Wednesday, September 24, 2008

So Sweet


The book arrived, I got inspired but work has me worn out after hours. That's okay. This new project is dangling in front of me like a golden carrot...inspiring and motivating.

I do spend my spare thoughts on it. Musing is a great relief from the day-to-day stresses of the practical world so I am thrilled to have something new occupying my mind when not tending to lil' sweetie.

Next on the list: find the materials, find the time, find the way to creating these little delights!
BTW--Check out her blog--I just discovered it when looking for the picture of the book.

Friday, September 19, 2008

Passing Wind


This windbag is full of things to say but I'll try to keep it short and sweet as I move along on this blog.

When will my lil' smile box arrive? Due anytime. The books I ordered are filled with delights and inspiration. Hopefully there are good instructions for my new craft.

I can’t wait to start. I can’t wait to see my 2-D creatures come to life. Feel like a kid at Christmas.

Out come the old sketchbooks so I can begin compiling which ones to start with. Ahhhh. Did I hear the doorbell? Was that a “plunk” on the doormat?
Lemmeeegosee.…

Wednesday, September 17, 2008

Dare I? (part 2)

How many of us artists have books filled with wonderful sketches and art all with the destiny of dying a dusty death?

Me...me...(arm up in the air)...that's me!

Well, hell's bells. No more. Nope, I want to breathe life in my little projects and share them. I want to bring back the sweetness in my own life by musing, doodling, and making. Artists must create to feel joyful and peaceful. I know it sounds silly and a bit hippyesque but I don't care. It is a voice I've been denying in order do my daily duties for the world and have become a little bitter (as evidenced by a surprising sense of unfair resentment for my husband whose freedom had irked me to no end since our son was born 4 months ago). If I don't do something I'll explode or worse; walk around angry all the time. Plus, I think I am in danger of dying with my music in me (as Dr. Dyer warns against) and I don't want that at all.
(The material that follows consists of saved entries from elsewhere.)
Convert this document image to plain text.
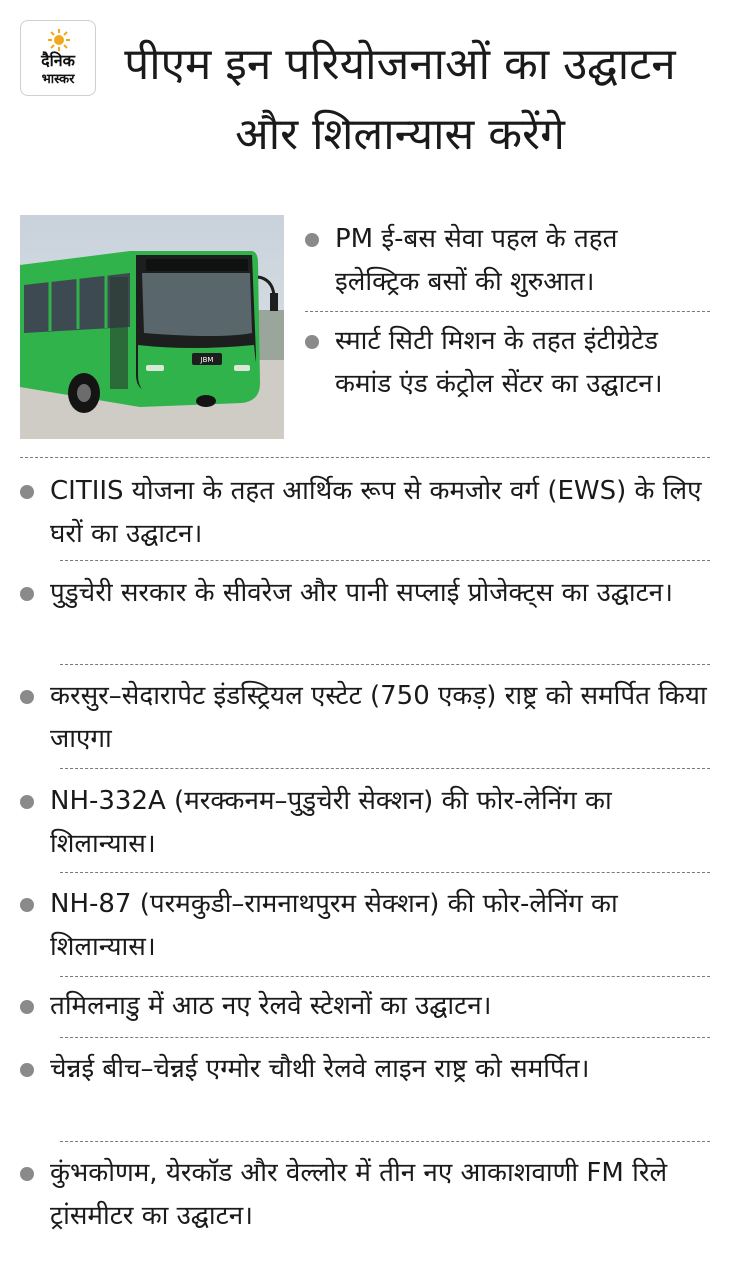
दैनिक
भास्कर	पीएम इन परियोजनाओं का उद्घाटन और शिलान्यास करेंगे
JBM
PM ई-बस सेवा पहल के तहत इलेक्ट्रिक बसों की शुरुआत।
स्मार्ट सिटी मिशन के तहत इंटीग्रेटेड कमांड एंड कंट्रोल सेंटर का उद्घाटन।
CITIIS योजना के तहत आर्थिक रूप से कमजोर वर्ग (EWS) के लिए घरों का उद्घाटन।
पुडुचेरी सरकार के सीवरेज और पानी सप्लाई प्रोजेक्ट्स का उद्घाटन।
करसुर–सेदारापेट इंडस्ट्रियल एस्टेट (750 एकड़) राष्ट्र को समर्पित किया जाएगा
NH-332A (मरक्कनम–पुडुचेरी सेक्शन) की फोर-लेनिंग का शिलान्यास।
NH-87 (परमकुडी–रामनाथपुरम सेक्शन) की फोर-लेनिंग का शिलान्यास।
तमिलनाडु में आठ नए रेलवे स्टेशनों का उद्घाटन।
चेन्नई बीच–चेन्नई एग्मोर चौथी रेलवे लाइन राष्ट्र को समर्पित।
कुंभकोणम, येरकॉड और वेल्लोर में तीन नए आकाशवाणी FM रिले ट्रांसमीटर का उद्घाटन।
I want to thank ChetandDot. Her work is so simple, so sincere, and heartwarming. This blog is a site I accidentally happened upon the day that my internal, maternal and creative conflicts all came to head (as did my husband and I!) I'd just finished telling Brandon that I miss living in the country where we had a vegetable garden and how I want to grow healthy food for William, bake from scratch, live a simpler life, make toys for the baby--bring my illustrated characters to life as sweet, homespun toys. This is when I found some great blogs that reminded me of what I was missing but also reinforced the fact that location means nothing... it is the spirit within that matters. So, in telling him about my vision of life as a mother, I realized that I had convinced myself I couldn't do things organically or creatively because I was too busy with all my new responsibilities and inconvenienced by life as a suburban mother (huh?). Then I saw ChetAndDot and was really inspired to get my family back to basics. This happenstance encounter through Etsy became a clear sign for me. I owe our wee one a happy Mom. He deserves nothing less!


After weeks of frustration, impatience, and hungry viewing of other peoples handmade works at Etsy, I finally had an epiphany: Realize my blessings, get quiet, opt out of conveniences that have me running from the work of existing. Be happy. Nurture through artful, simple living.

Yes! I feel so much better and like my old self again.

Dare I?

Really. Dare I start a blog? I mean everyone has one and the web is littered with them. Some are wonderful and some not so...

That's all fine and well but my real problem is commitment. Dare I start this and have it end up as another incomplete project?

Or, will I start out making sense only to take my own words too seriously enough to sound stupid and trail off into idiocy?

Ahh...so what (that's what I say to silence my inner critic) because I am starting this blog as a way to chronicle something for my own enjoyment and I want to start the day after the inspiration began. I feel I might be on the verge of a personal and creative renaissance.

This tired ol' gal with a 4 month old son snoozing away is ready to reclaim some space in the world and start creating for the utter enjoyment of it and paying little attention to the where-it-will-end-up aspects.